Le recours à la procédure adaptée (article R2323-1)

L’acheteur peut recourir à une procédure adaptée pour passer :

  • Un marché de défense ou de sécurité dont la valeur estimée hors taxes du besoin est inférieure aux seuils des procédures formalisées ;
  • Un lot d’un marché de défense ou de sécurité alloti dont le montant total est égal ou supérieur aux seuils de procédure formalisée et qui remplit les deux conditions suivantes :
    • La valeur estimée de chaque lot concerné est inférieure à 80 000 euros HT pour des fournitures ou des services ou à 1 million d’euros HT pour des travaux ;
    • Le montant cumulé de ces lots n’excède pas 20 % de la valeur totale estimée de tous les lots.
  • Marchés de défense ou de sécurité ayant pour objet des services autres que ceux mentionnés dans cet article, et ce quelle que soit la valeur estimée du besoin (article R2323-2)

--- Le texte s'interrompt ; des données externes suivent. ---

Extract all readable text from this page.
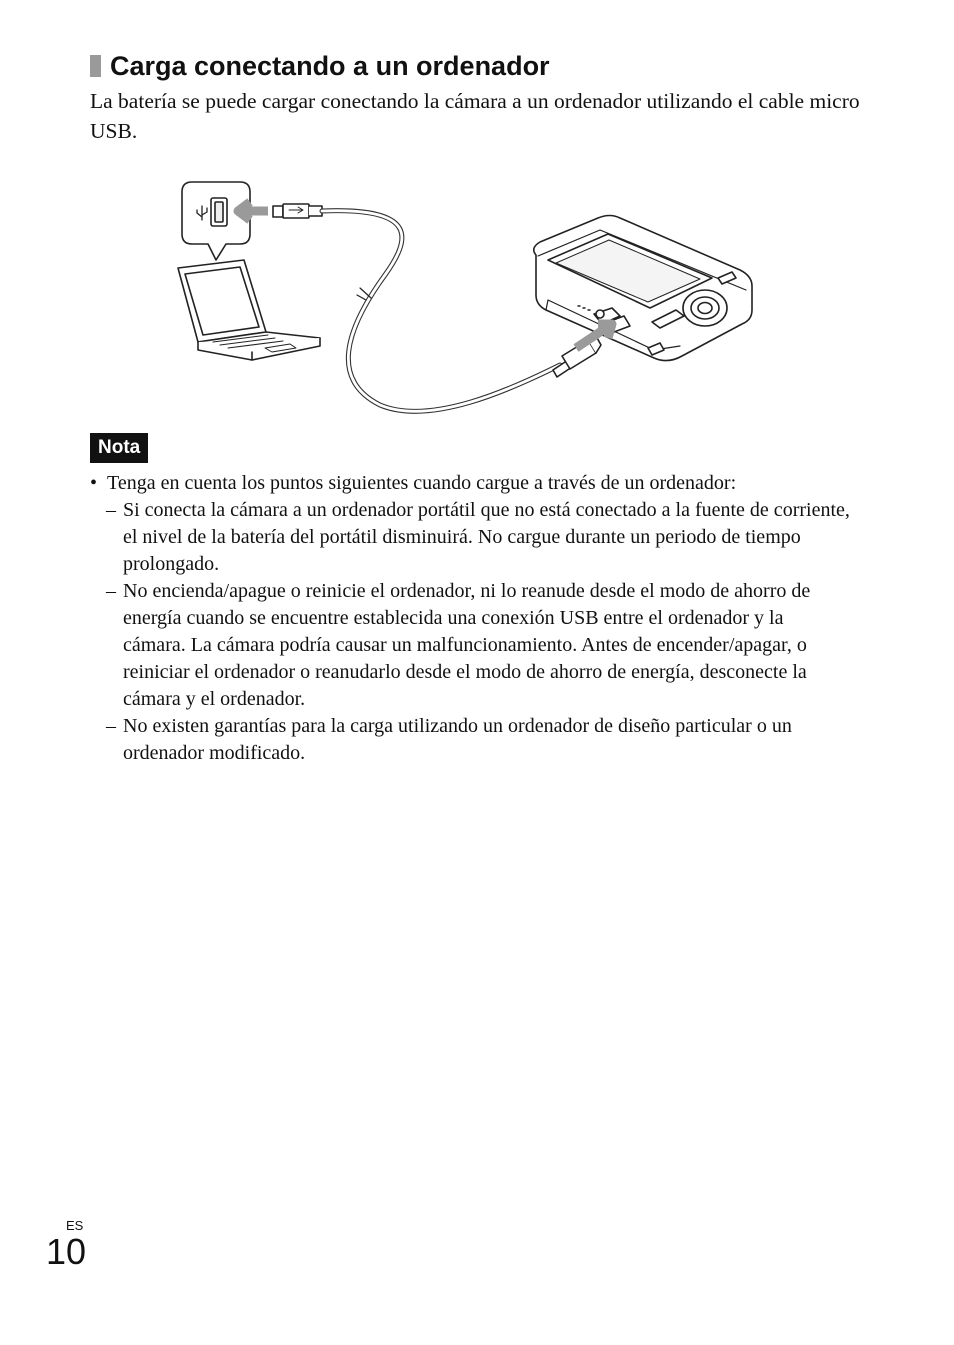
Carga conectando a un ordenador

La batería se puede cargar conectando la cámara a un ordenador utilizando el cable micro USB.

Nota
• Tenga en cuenta los puntos siguientes cuando cargue a través de un ordenador:
– Si conecta la cámara a un ordenador portátil que no está conectado a la fuente de corriente, el nivel de la batería del portátil disminuirá. No cargue durante un periodo de tiempo prolongado.
– No encienda/apague o reinicie el ordenador, ni lo reanude desde el modo de ahorro de energía cuando se encuentre establecida una conexión USB entre el ordenador y la cámara. La cámara podría causar un malfuncionamiento. Antes de encender/apagar, o reiniciar el ordenador o reanudarlo desde el modo de ahorro de energía, desconecte la cámara y el ordenador.
– No existen garantías para la carga utilizando un ordenador de diseño particular o un ordenador modificado.
ES
10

Le recours à la procédure formalisée

La procédure formalisée est obligatoire concernant les procédures dont les montants sont supérieurs aux seuils ci-dessous : :

  • 428 000 euros HT pour les fournitures et les services
  • 5 350 0000 euros HT pour les travaux

Le code prévoit les trois procédures suivantes pour les procédures formalisées concernant les marchés de défense et de sécurité :

  • La procédure négociée avec publicité et mise en concurrence : le code ne prévoit pas de restriction. Cette procédure peut être considérée comme étant de droit commun pour les marchés formalisés de défense et de sécurité.
  • L’appel d’offres restreint. Il faut noter que l’appel d’offres concernant les marchés de défense et de sécurité n’est pas prévu par le code.
  • Le Dialogue compétitif. Cette procédure est possible si :
    • l’acheteur n’est objectivement pas en mesure de définir seul et à l’avance les moyens techniques pouvant répondre à ses besoins,
    • l’acheteur n’est objectivement pas en mesure d’établir le montage juridique ou financier d’un projet.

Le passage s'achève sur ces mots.